Society dictates that a governessshould be modest, quiet, and keep to herself.
She should never contradict her employer.
And, above all, she must not attract the attention of any male in the household.
But Michael Severson doesn't see Isabel Halloran as a governess—he sees her as a woman, one whose lush curves cannot be hidden behind a dowdy gown ... and whose efforts at hiding her sparkling intelligence are betrayed by her wit.
Years before, Michael had left Regency England, falsely accused of a crime. Now he is back, dedicated to seeking retribution—but not to taking a bride. But when his scandalous actions compromise Isabel's reputation, he does the unthinkable and offers her his hand—a marriage in name only.

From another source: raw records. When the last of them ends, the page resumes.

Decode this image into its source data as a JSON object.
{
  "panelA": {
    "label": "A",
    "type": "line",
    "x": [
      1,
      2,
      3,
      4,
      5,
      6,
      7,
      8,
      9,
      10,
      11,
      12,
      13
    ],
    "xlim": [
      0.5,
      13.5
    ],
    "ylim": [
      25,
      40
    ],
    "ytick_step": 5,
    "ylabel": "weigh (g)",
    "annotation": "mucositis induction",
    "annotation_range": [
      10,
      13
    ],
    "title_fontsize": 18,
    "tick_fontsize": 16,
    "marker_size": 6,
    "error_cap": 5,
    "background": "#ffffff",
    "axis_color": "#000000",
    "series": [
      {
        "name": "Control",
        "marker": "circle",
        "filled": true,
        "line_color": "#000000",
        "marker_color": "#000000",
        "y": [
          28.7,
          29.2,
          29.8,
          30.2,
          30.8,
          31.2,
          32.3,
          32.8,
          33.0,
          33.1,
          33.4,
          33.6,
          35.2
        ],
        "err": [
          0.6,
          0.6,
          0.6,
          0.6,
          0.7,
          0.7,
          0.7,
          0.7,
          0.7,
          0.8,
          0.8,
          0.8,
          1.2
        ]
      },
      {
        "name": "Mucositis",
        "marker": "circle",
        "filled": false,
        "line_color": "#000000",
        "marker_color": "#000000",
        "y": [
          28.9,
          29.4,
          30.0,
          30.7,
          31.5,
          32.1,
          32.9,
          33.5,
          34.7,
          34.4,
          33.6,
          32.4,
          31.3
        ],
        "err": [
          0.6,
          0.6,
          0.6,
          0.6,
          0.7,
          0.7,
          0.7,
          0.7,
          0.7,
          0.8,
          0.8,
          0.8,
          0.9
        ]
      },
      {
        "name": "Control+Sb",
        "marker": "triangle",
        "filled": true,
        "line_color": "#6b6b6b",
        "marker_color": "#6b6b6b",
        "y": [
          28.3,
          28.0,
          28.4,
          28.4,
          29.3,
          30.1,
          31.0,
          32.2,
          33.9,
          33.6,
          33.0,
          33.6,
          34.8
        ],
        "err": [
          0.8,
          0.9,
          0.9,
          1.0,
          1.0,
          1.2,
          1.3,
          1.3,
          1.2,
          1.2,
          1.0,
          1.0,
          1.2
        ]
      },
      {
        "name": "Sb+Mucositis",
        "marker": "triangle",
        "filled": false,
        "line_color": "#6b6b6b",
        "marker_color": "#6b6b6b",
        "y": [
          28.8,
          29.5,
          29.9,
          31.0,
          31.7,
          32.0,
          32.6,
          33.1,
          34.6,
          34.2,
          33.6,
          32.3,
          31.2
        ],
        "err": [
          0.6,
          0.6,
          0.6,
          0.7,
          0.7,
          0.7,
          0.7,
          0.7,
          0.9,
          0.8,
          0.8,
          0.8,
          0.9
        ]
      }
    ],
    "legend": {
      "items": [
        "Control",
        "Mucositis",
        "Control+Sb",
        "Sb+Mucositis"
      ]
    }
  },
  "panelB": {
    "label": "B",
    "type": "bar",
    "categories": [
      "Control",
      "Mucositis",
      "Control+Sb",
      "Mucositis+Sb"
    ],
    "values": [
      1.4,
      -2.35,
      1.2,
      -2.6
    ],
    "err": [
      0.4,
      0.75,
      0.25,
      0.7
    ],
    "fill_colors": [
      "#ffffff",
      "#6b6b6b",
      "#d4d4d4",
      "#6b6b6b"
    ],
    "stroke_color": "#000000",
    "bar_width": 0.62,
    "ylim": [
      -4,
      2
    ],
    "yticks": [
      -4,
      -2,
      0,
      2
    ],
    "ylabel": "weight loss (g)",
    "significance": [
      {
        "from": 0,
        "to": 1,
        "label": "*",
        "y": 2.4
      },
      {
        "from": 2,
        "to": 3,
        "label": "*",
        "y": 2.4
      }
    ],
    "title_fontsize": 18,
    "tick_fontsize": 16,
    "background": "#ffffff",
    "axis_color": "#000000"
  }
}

But although his bride's passions are untried, Isabel's sensuality clearly matches his own. And with each day, and night, that passes, Michael becomes determined that every kiss, every caress, will be made with one goal: to seduce his proper wife into tender submission.
Having fled to the colonies to avoid being framed for murder, Michael Severson returns years later to England to find the real killer in Maxwell's latest Regency confection, a slightly darker entry than her usual fare (Seduction of an English Lady, etc.). Michael needs a way into society if he's to make any headway exonerating himself. At a house party in the country, the perfect opportunity presents itself in the form of Miss Isabel Halloran, a governess. The two find themselves in a compromising position from which marriage seems the only escape but Isabel harbors a secret of her own, and she's not sure she can trust Michael to keep it. The murdered mistress who haunts the lovers weighs down the story, and the central mystery remains underdeveloped until the latter half of the book, when suddenly the secondary characters begin piling up. In addition, the chemistry between the protagonists isn't as convincing as it could be because Maxwell too often tells rather than shows their attraction. Still, the author's fans will warm to her appealing protagonists, even if there isn't much to distinguish this effort from the many other Regency mystery-romances crowding bookstore shelves.